Donations continue to pour in to help some cactus families affected by a massive illegal immigration raid.
Last Tuesday, Federal Immigration and Customs Enforcement agents swooped in and arrested close to 300 workers at the Swift Meat Processing Plant.
The raid tore many families apart leaving children without their mothers and fathers.
NewsChannel 10's Felicia Lafuente went back to Cactus and spoke with some of those left behind and how they are getting help.
Tons of clothing, food items and even stuffed animals have been donated to help those families affected by the swift plant raid but some residents have been afraid to come to Dumas to get these supplies so community members went to Cactus to give them out.
Dozens of volunteers gathered at the Catholic Church in Dumas Sunday to sort out donations.
After they boxed up items, they put them in truck loads and headed to Cactus to give out to families there.

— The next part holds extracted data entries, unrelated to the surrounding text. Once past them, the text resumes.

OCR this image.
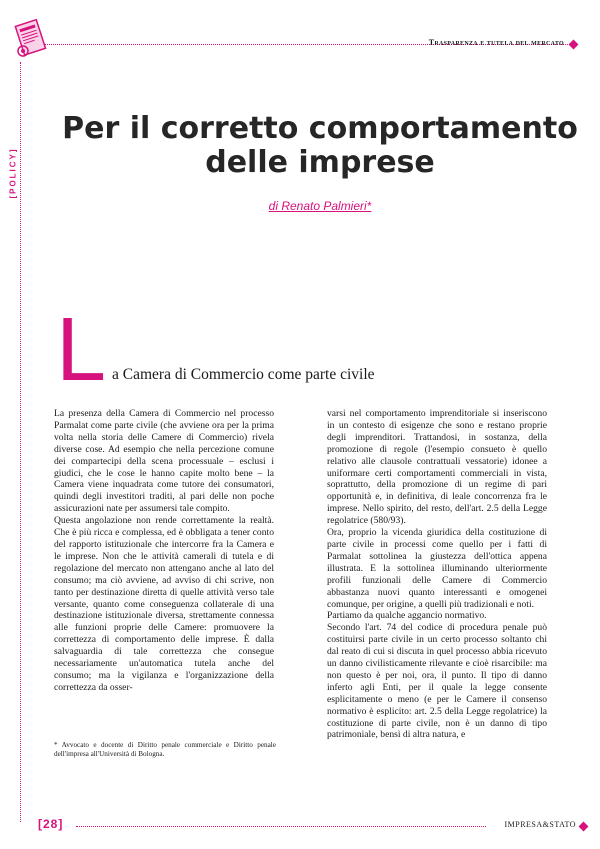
Trasparenza e tutela del mercato
[POLICY]
Per il corretto comportamento
delle imprese
di Renato Palmieri*
L a Camera di Commercio come parte civile

La presenza della Camera di Commercio nel processo Parmalat come parte civile (che avviene ora per la prima volta nella storia delle Camere di Commercio) rivela diverse cose. Ad esempio che nella percezione comune dei compartecipi della scena processuale – esclusi i giudici, che le cose le hanno capite molto bene – la Camera viene inquadrata come tutore dei consumatori, quindi degli investitori traditi, al pari delle non poche assicurazioni nate per assumersi tale compito.

Questa angolazione non rende correttamente la realtà. Che è più ricca e complessa, ed è obbligata a tener conto del rapporto istituzionale che intercorre fra la Camera e le imprese. Non che le attività camerali di tutela e di regolazione del mercato non attengano anche al lato del consumo; ma ciò avviene, ad avviso di chi scrive, non tanto per destinazione diretta di quelle attività verso tale versante, quanto come conseguenza collaterale di una destinazione istituzionale diversa, strettamente connessa alle funzioni proprie delle Camere: promuovere la correttezza di comportamento delle imprese. È dalla salvaguardia di tale correttezza che consegue necessariamente un'automatica tutela anche del consumo; ma la vigilanza e l'organizzazione della correttezza da osser-

varsi nel comportamento imprenditoriale si inseriscono in un contesto di esigenze che sono e restano proprie degli imprenditori. Trattandosi, in sostanza, della promozione di regole (l'esempio consueto è quello relativo alle clausole contrattuali vessatorie) idonee a uniformare certi comportamenti commerciali in vista, soprattutto, della promozione di un regime di pari opportunità e, in definitiva, di leale concorrenza fra le imprese. Nello spirito, del resto, dell'art. 2.5 della Legge regolatrice (580/93).

Ora, proprio la vicenda giuridica della costituzione di parte civile in processi come quello per i fatti di Parmalat sottolinea la giustezza dell'ottica appena illustrata. E la sottolinea illuminando ulteriormente profili funzionali delle Camere di Commercio abbastanza nuovi quanto interessanti e omogenei comunque, per origine, a quelli più tradizionali e noti.

Partiamo da qualche aggancio normativo.

Secondo l'art. 74 del codice di procedura penale può costituirsi parte civile in un certo processo soltanto chi dal reato di cui si discuta in quel processo abbia ricevuto un danno civilisticamente rilevante e cioè risarcibile: ma non questo è per noi, ora, il punto. Il tipo di danno inferto agli Enti, per il quale la legge consente esplicitamente o meno (e per le Camere il consenso normativo è esplicito: art. 2.5 della Legge regolatrice) la costituzione di parte civile, non è un danno di tipo patrimoniale, bensì di altra natura, e

* Avvocato e docente di Diritto penale commerciale e Diritto penale dell'impresa all'Università di Bologna.
[28]	IMPRESA&STATO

Within five minutes of arriving at the Catholic Church in Cactus, the first car showed up.
In it, Micaela Toll and her one month old baby.
"She's afraid and upset because it's so hard for her,"says Amparo Winfield who is helping take care of Micaela and her baby.
It's also hard for 17-year-old Cynthia Escarceja.
Her mother was arrested in the Swift raid and now Cynthia is taking care of her four younger brothers with the help of her aunt.
"It's very hard, I don't even know how to explain it, but it's hard. I'm not going to school because of my little brothers, since that day I haven't gone to school. It's very difficult because my little brothers, they cry a lot for her."
Cynthia along with the many other families affected by the raid were given food, clothing, and baby supplies to help them out.
Community members say they will continue taking donations as long as families still need help.
Donations are still being accepted... And are needed.
You can help by dropping off any non-perishable food, clothing, and baby items to the Saint Peter and Paul's Catholic Church in Dumas.
Close to 200 people have received the donations, but volunteers say there are still many left who need help, especially children.
"These kids don't even know where their family is at, what's going on, it's December, it's coming towards christmas and their parents aren't going to be here with them," says volunteer Perla Nevarez.
With Christmas less than two weeks away, volunteers say they will also be taking any wrapped presents to give to the kids.